The freight rail industry plays a major role in the New Mexico economy, providing important transportation services for many of the state’s key industries.

“BNSF ships many products we need into New Mexico: industrial products that are needed to help keep the economy going, agriculture products for our food, and consumer products we use in our daily lives,” says New Mexicans for Economic Prosperity.

To the south, Union Pacific railroad operates the Santa Teresa Intermodal Ramp, a $400 million facility built to handle 225,000 intermodal containers a year — many of which contain the goods New Mexicans find on store shelves. The terminal generates $500 million in economic activity, 600 permanent jobs and a wave of businesses locating in the area for quick access.

“Private rail investment was a critical and vital selling point for many businesses,” says Jon Barela, the former economic development secretary of New Mexico. “It signaled to the world that Santa Teresa was a strategic place to do business with the potential to be a vital part of the border and cross-border trade.”

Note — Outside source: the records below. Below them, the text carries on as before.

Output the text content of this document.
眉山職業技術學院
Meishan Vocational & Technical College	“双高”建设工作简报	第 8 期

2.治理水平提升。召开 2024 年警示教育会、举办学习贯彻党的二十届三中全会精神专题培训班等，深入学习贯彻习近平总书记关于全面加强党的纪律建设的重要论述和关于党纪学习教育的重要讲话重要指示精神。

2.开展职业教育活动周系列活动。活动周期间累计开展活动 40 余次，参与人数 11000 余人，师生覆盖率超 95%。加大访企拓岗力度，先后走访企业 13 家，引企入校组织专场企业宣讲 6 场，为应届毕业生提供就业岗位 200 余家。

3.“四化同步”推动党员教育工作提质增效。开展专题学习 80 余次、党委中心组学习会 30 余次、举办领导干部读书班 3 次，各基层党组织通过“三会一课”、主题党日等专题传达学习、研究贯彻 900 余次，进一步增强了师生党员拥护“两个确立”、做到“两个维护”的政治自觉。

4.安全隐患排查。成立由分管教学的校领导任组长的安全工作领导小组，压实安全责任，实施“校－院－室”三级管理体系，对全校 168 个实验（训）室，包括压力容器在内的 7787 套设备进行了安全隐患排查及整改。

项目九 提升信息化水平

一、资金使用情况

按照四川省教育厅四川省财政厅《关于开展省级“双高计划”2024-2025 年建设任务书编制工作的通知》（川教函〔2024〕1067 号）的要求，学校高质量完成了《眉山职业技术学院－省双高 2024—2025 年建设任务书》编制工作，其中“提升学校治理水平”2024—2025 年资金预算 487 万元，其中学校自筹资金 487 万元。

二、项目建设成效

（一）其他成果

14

Indeed, freight railroads foster commerce across the New Mexico economy, enabling businesses to safely and efficiently move goods. Railroads provide public benefits in the process: They take trucks off crumbling and financially constrained highways and reduce carbon emissions through inherently efficient operations. While the railroads account for 40 percent or more of U.S. long-distance freight volume, they are responsible for just 0.6 percent of total U.S. greenhouse gas emissions.

Yet the ability for railroads to meet future freight demand depends upon the continuation of a balanced federal regulatory system enacted on bipartisan grounds 40 years ago last year. In 1980, President Jimmy Carter signed the Staggers Rail Act into law — a seminal piece of public policy that allowed for greater industry autonomy while also instilling a safety net for customers who need one.

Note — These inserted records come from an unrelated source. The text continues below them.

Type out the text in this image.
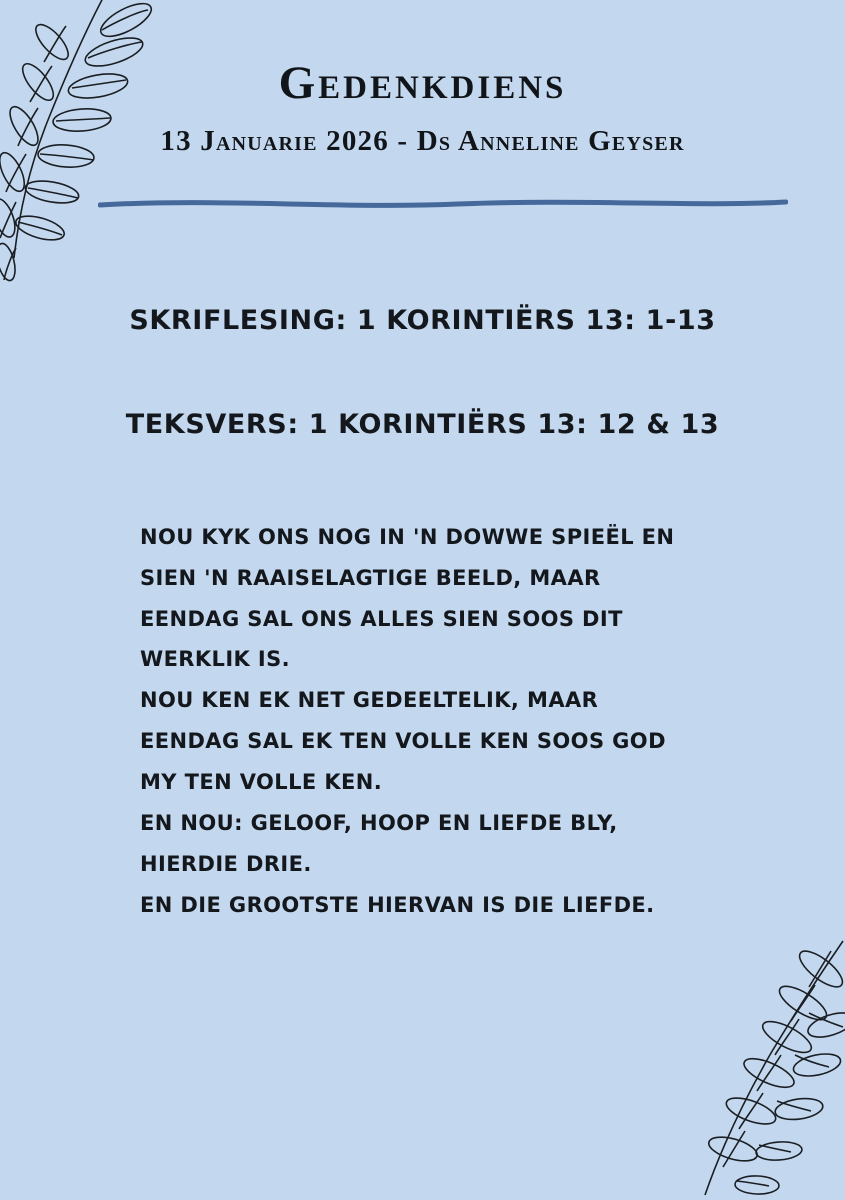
Gedenkdiens
13 Januarie 2026 - Ds Anneline Geyser
SKRIFLESING: 1 KORINTIËRS 13: 1-13
TEKSVERS: 1 KORINTIËRS 13: 12 & 13

NOU KYK ONS NOG IN 'N DOWWE SPIEËL EN

SIEN 'N RAAISELAGTIGE BEELD, MAAR

EENDAG SAL ONS ALLES SIEN SOOS DIT

WERKLIK IS.

NOU KEN EK NET GEDEELTELIK, MAAR

EENDAG SAL EK TEN VOLLE KEN SOOS GOD

MY TEN VOLLE KEN.

EN NOU: GELOOF, HOOP EN LIEFDE BLY,

HIERDIE DRIE.

EN DIE GROOTSTE HIERVAN IS DIE LIEFDE.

In doing so, Congress and Carter largely removed the government from setting rates between railroads and customers. The law to this day, overseen by the U.S. Surface Transportation Board, protects railroad customers against unreasonable railroad actions while allowing railroads and their customers to largely work together without undue government interference.

Rail deregulation was necessary and the smart choice over the other option of nationalization. Decades of overregulation and treating railroads more like public utilities left them unable to earn the revenue needed to maintain expensive networks.

Carter said at the time: “By stripping away needless and costly regulation in favor of marketplace forces wherever possible, this act will help assure a strong and healthy future for our nation’s railroads. … It will benefit shippers throughout the country by encouraging railroads to improve their equipment and better tailor their service shipper needs.”

That vision is true to this day and remains a critical lesson in bipartisan governance for the members of the New Mexico congressional delegation and the rest of lawmakers.

Since 1980, railroads have invested more than $710 billion in private capital. Additionally, average inflation-adjusted rail rates are 43 percent lower today than in 1981, while the train accident rate is down 30 percent since 2000 alone.

“Forty years since the Staggers Rail Act passed, the country’s freight railroads enjoy strong financial health, well-maintained and modern infrastructure, and optimal service to deliver goods across America,” says Rio Grande Foundation president Paul Gessing.

It is no wonder both Democrats and Republicans support the current system. It allows markets to work where they do but allows government to intervene where it should.

To sustain the freight railroad industry’s role in the New Mexico economy and beyond, public policies should continue to incentivize private investment and a healthy rail sector serving its customers.

Ian Jefferies is president and CEO of the Association of American Railroads.